OK, let me see first if what I understand is correct. So start with $\operatorname{SL}(2, \mathbb{R})$. This is literally the subset $$\{\begin{pmatrix}a & b \\ c & d\end{pmatrix} ``\in" \mathbb{R}^4 \mid a d - b c = 1\}.$$ It inherits a subspace topology from $\mathbb{R}^4$, and that is fine.
Now let me see if I got the coordinate system correctly. One of $a, b, c, d$ will be non-zero, say $a$. In that case, $d = \frac{1 + bc}{a}$. Let $\epsilon > 0$ be small enough so that $0 \not\in [a - \epsilon, a + \epsilon]$, and define $p : (a-\epsilon, a + \epsilon) \times (-\epsilon, \epsilon) \times (-\epsilon, \epsilon) \to \operatorname{SL}(2, \mathbb{R})$ by $(x, y, z) \mapsto \begin{pmatrix} x & y \\ z & \frac{1 + yz}{x}\end{pmatrix}$. This defines a coordinate map around any $\begin{pmatrix} a & b \\ c & d\end{pmatrix} \in \operatorname{SL}(2, \mathbb{R})$. I have not done the arithmetic, but I believe that considering the different cases will show that the transition maps are diffeomorphisms, and hence that what we are dealing with is a 3-manifold. There must be nicer coordinate systems, but I digress.
Now, we take the quotient of $\operatorname{SL}(2, \mathbb{R})$ by $\operatorname{SL}(2, \mathbb{Z})$. It gets the quotient topology, and that is also fine. But what about the parametrization? How do we give it local coordinates?
Actually, what does this space look like (geometrically speaking)?
There are two issues here. One is finding nice local coordinates for $SL(2,\mathbb R)$ and the other is passing to $SL(2,\mathbb R)/SL(2,\mathbb Z)$ and the question "what the space looks like".
Concerning coordinates on $SL(2,\mathbb R)$, the approach you suggest works in principle, but there is a lot of compatibility to check.
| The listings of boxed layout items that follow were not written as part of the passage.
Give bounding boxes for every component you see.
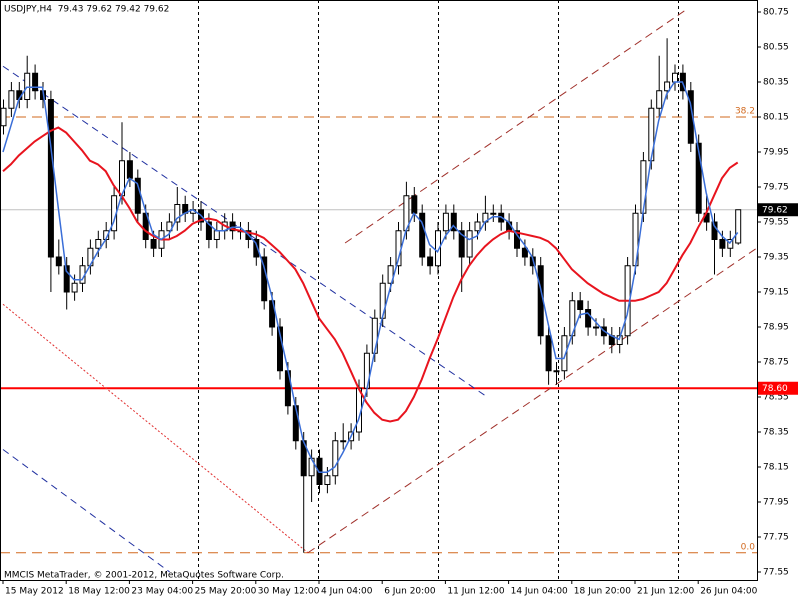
candle-body (8, 90, 15, 109)
current-price-label: 79.62 (762, 205, 788, 215)
fib-label: 38.2 (735, 107, 755, 117)
candle-body (63, 265, 70, 293)
y-tick-label: 78.55 (763, 393, 789, 403)
candle-body (585, 309, 592, 328)
y-tick-label: 78.15 (763, 463, 789, 473)
candle-body (411, 195, 418, 214)
x-tick-label: 18 Jun 20:00 (574, 587, 631, 597)
candle-body (379, 282, 386, 319)
y-tick-label: 78.75 (763, 358, 789, 368)
candle-body (514, 230, 520, 249)
candle-body (316, 457, 323, 485)
plot-area (1, 8, 757, 573)
candle-body (466, 230, 473, 258)
y-tick-label: 80.35 (763, 78, 789, 88)
x-tick-label: 21 Jun 12:00 (637, 587, 694, 597)
y-tick-label: 77.55 (763, 568, 789, 578)
y-tick-label: 77.95 (763, 498, 789, 508)
candle-body (95, 239, 102, 249)
x-tick-label: 30 May 12:00 (258, 587, 320, 597)
candle-body (55, 256, 62, 267)
candle-body (545, 335, 552, 372)
candle-body (229, 221, 236, 232)
candle-body (213, 230, 220, 240)
candle-body (719, 239, 726, 249)
candle-body (24, 72, 31, 100)
candle-body (324, 475, 331, 485)
candle-body (735, 209, 742, 244)
y-tick-label: 80.75 (763, 8, 789, 18)
plot-frame (0, 0, 758, 581)
candle-body (695, 142, 702, 214)
session-separators (198, 0, 679, 580)
candle-body (442, 212, 449, 232)
candle-body (664, 81, 671, 92)
candle-body (521, 247, 528, 258)
candle-body (32, 72, 39, 92)
candle-body (1, 107, 7, 127)
candle-body (47, 99, 54, 258)
candle-body (656, 90, 663, 109)
candle-body (71, 282, 78, 293)
candle-body (711, 221, 718, 240)
level-label: 78.60 (762, 384, 788, 394)
candle-body (672, 72, 678, 83)
x-tick-label: 26 Jun 04:00 (700, 587, 757, 597)
trendline (2, 449, 170, 573)
candle-body (474, 221, 481, 232)
y-tick-label: 79.55 (763, 218, 789, 228)
axes: 80.75 80.55 80.35 80.15 79.95 79.75 79.55 79.35… (2, 8, 798, 597)
level-box (758, 381, 798, 395)
x-tick-label: 23 May 04:00 (131, 587, 193, 597)
y-tick-label: 80.15 (763, 113, 789, 123)
y-tick-label: 79.75 (763, 183, 789, 193)
candle-body (553, 370, 560, 373)
y-tick-label: 80.55 (763, 43, 789, 53)
y-tick-label: 78.35 (763, 428, 789, 438)
x-tick-label: 25 May 20:00 (195, 587, 257, 597)
candle-body (150, 239, 157, 249)
y-tick-label: 79.15 (763, 288, 789, 298)
x-tick-label: 4 Jun 04:00 (321, 587, 373, 597)
candle-body (435, 230, 441, 267)
x-tick-label: 11 Jun 12:00 (447, 587, 504, 597)
candle-body (174, 204, 181, 223)
y-tick-label: 79.95 (763, 148, 789, 158)
current-price-box (758, 203, 798, 217)
y-tick-label: 77.75 (763, 533, 789, 543)
candle-body (490, 212, 497, 215)
candle-body (458, 230, 465, 258)
chart-title: USDJPY,H4 79.43 79.62 79.42 79.62 (4, 5, 169, 15)
candle-body (427, 256, 434, 267)
candle-body (593, 326, 599, 329)
fib-label: 0.0 (741, 542, 756, 552)
moving-average (2, 126, 739, 423)
candle-body (561, 335, 568, 372)
x-tick-label: 15 May 2012 (5, 587, 64, 597)
candle-body (332, 440, 339, 477)
candle-body (727, 239, 734, 249)
candle-body (166, 221, 173, 232)
candle-body (387, 265, 394, 284)
trendline (2, 303, 309, 554)
candle-body (253, 239, 260, 258)
candle-body (577, 300, 584, 310)
y-tick-label: 79.35 (763, 253, 789, 263)
candle-body (126, 160, 133, 179)
moving-average (2, 81, 739, 473)
candle-body (450, 212, 457, 232)
candle-body (340, 440, 347, 443)
trendline (344, 8, 689, 244)
candle-body (205, 221, 212, 240)
footer: MMCIS MetaTrader, © 2001-2012, MetaQuote… (4, 571, 284, 581)
x-tick-label: 14 Jun 04:00 (511, 587, 568, 597)
candle-body (419, 212, 426, 258)
x-tick-label: 6 Jun 20:00 (384, 587, 436, 597)
y-tick-label: 78.95 (763, 323, 789, 333)
x-tick-label: 18 May 12:00 (68, 587, 130, 597)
It is much easier to use the group structure, i.e.~find coordinates around the identity matrix $\mathbb I$, say via $\phi:U\to V$, where $U\subset\mathbb R^3$ is open and $V\subset SL(2,\mathbb R)$ is an open neighborhood of $\mathbb I$. Then $u\mapsto \phi(u)\cdot A$ defines a local parametrization around a fixed matrix $X$. Then the chart changes are just given by multiplication by a fixed matrix which clearly is smooth (even polynomial). The classical choice for coordinates around the identity would by via the exponential map, so the parametrization would be $(a,b,c)\mapsto exp\begin{pmatrix} a & b\\ c & -a\end{pmatrix}$, where $exp$ is the matrix exponential. But any other choice (for example your's specialized to the case of the identity matrix) does the job as well.
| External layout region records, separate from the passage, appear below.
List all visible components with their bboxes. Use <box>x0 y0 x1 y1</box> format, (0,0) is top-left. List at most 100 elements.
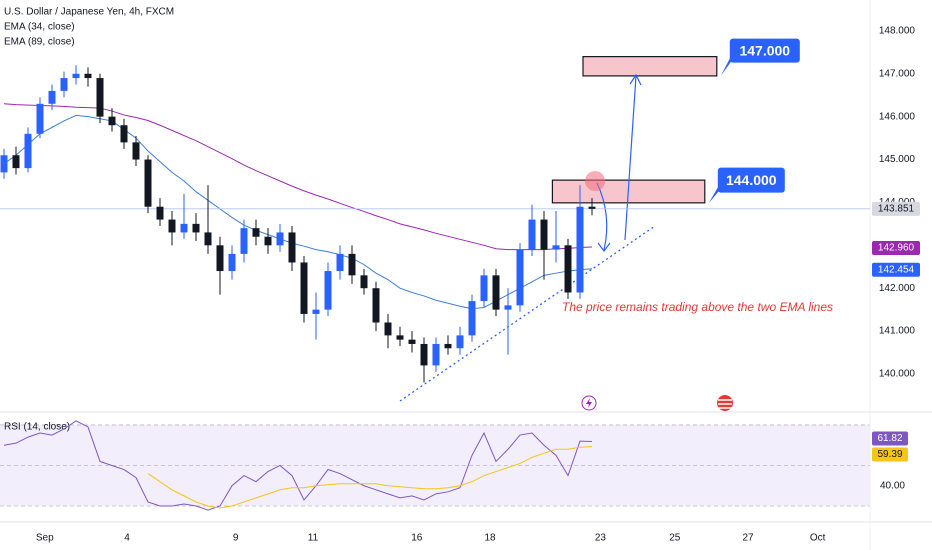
candle-body <box>444 343 452 349</box>
candle-body <box>504 305 512 310</box>
candle-body <box>60 78 68 91</box>
highlight-circle <box>585 171 605 191</box>
x-tick-label: 4 <box>124 533 130 544</box>
candle-body <box>84 73 92 79</box>
rsi-tick-label: 40.00 <box>880 480 905 491</box>
candle-body <box>0 155 8 173</box>
candle-body <box>360 275 368 289</box>
arrow-head <box>629 73 642 86</box>
candle-body <box>564 245 572 293</box>
candle-body <box>96 78 104 117</box>
candle-body <box>36 103 44 134</box>
y-tick-label: 140.000 <box>879 369 916 380</box>
x-tick-label: 9 <box>233 533 239 544</box>
candle-body <box>288 232 296 263</box>
y-tick-label: 147.000 <box>879 68 916 79</box>
candle-body <box>264 236 272 246</box>
candle-body <box>192 223 200 233</box>
candle-body <box>456 335 464 349</box>
x-tick-label: 23 <box>595 533 607 544</box>
price-tag-label: 142.960 <box>878 243 915 254</box>
rsi-tag-label: 61.82 <box>877 433 902 444</box>
candle-body <box>552 245 560 250</box>
candle-body <box>120 125 128 143</box>
candle-body <box>372 288 380 323</box>
x-tick-label: 27 <box>742 533 754 544</box>
candle-body <box>324 271 332 310</box>
rsi-tag-label: 59.39 <box>877 449 902 460</box>
event-icon <box>586 398 592 408</box>
candle-body <box>240 228 248 254</box>
y-tick-label: 146.000 <box>879 111 916 122</box>
candle-body <box>168 219 176 233</box>
callout-pointer <box>720 54 732 76</box>
candle-body <box>132 142 140 160</box>
annotation-note: The price remains trading above the two … <box>562 300 833 314</box>
candle-body <box>516 249 524 306</box>
x-tick-label: Oct <box>810 533 826 544</box>
candle-body <box>216 245 224 272</box>
price-tag-label: 142.454 <box>878 264 915 275</box>
candle-body <box>312 309 320 314</box>
event-flag <box>717 395 733 411</box>
trendline <box>399 225 656 402</box>
candle-body <box>72 73 80 79</box>
y-tick-label: 142.000 <box>879 283 916 294</box>
arrow-head <box>597 242 611 252</box>
rsi-ma-line <box>147 445 593 509</box>
event-flag <box>718 399 732 409</box>
rsi-tag <box>872 431 908 446</box>
candle-body <box>396 335 404 340</box>
rsi-title: RSI (14, close) <box>4 422 70 433</box>
arrow <box>624 75 637 241</box>
candle-body <box>540 219 548 250</box>
candle-body <box>528 219 536 250</box>
y-tick-label: 141.000 <box>879 326 916 337</box>
x-tick-label: 11 <box>308 533 319 544</box>
candle-body <box>252 228 260 237</box>
candle-body <box>420 343 428 366</box>
y-tick-label: 148.000 <box>879 26 916 37</box>
x-tick-label: 18 <box>484 533 496 544</box>
candle-body <box>300 262 308 314</box>
candle-body <box>408 339 416 344</box>
candle-body <box>588 206 596 209</box>
legend-entry: EMA (89, close) <box>4 37 75 48</box>
candle-body <box>180 223 188 233</box>
candle-body <box>468 301 476 336</box>
candle-body <box>48 90 56 104</box>
candle-body <box>492 275 500 310</box>
price-tag-label: 143.851 <box>878 203 915 214</box>
candle-body <box>348 253 356 276</box>
candle-body <box>276 232 284 246</box>
price-tag <box>872 262 920 277</box>
legend-entry: EMA (34, close) <box>4 22 75 33</box>
candle-body <box>480 275 488 302</box>
chart-title: U.S. Dollar / Japanese Yen, 4h, FXCM <box>4 7 174 18</box>
candle-body <box>336 253 344 272</box>
x-tick-label: 16 <box>411 533 423 544</box>
price-tag <box>872 201 920 216</box>
target-label: 147.000 <box>739 42 790 58</box>
candle-body <box>144 159 152 207</box>
rsi-tag <box>872 447 908 462</box>
candle-body <box>384 322 392 336</box>
price-tag <box>872 241 920 256</box>
candle-body <box>24 133 32 169</box>
candle-body <box>12 155 20 169</box>
target-zone <box>582 56 718 77</box>
candle-body <box>156 206 164 220</box>
target-label-box <box>729 38 800 63</box>
x-tick-label: Sep <box>36 533 54 544</box>
callout-pointer <box>708 184 720 203</box>
candle-body <box>576 206 584 293</box>
candle-body <box>204 232 212 246</box>
x-tick-label: 25 <box>669 533 681 544</box>
y-tick-label: 145.000 <box>879 154 916 165</box>
candle-body <box>432 343 440 366</box>
target-label: 144.000 <box>726 172 777 188</box>
over-layer: 148.000147.000146.000145.000144.000143.0… <box>0 26 920 544</box>
candle-body <box>228 253 236 272</box>
candle-body <box>108 116 116 126</box>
Concerning the passage to $SL(2,\mathbb R)/SL(2,\mathbb Z)$, you have to observe that $SL(2,\mathbb Z)$ is a discrete subgroup of $SL(2,\mathbb R)$. Thus the natural projection $SL(2,\mathbb R)\to SL(2,\mathbb R)/SL(2,\mathbb Z)$ is a covering, so in particular, small open subsets of $SL(2,\mathbb R)$ are mapped diffeomorphically onto small open subsets of the quotient, so you can simply use the same local coordinates on the quotient.
The question "what the quotient looks like" cannot be answered locally, since it is a three-dimensional smooth manifold and thus locally looks like an open subset in $\mathbb R^3$. Globally, you can think of $SL(2,\mathbb R)$ as a three dimensional analog of a hyperboloid in $\mathbb R^4$. If you paramterize matrices as $A=\begin{pmatrix} x+y & z+w \\ z-w & x-y\end{pmatrix}$ then $\det(A)=x^2+w^2-y^2-z^2$, so $\det(A)=1$ is a hyperboloid. The subgroup $SL(2,\mathbb Z)$ can be thought of as the intersection of that hyperboliod with a lattice in $\mathbb R^4$, and then you form the quotient by this subgroup. So locally, the quotient again looks like the hyperboloid.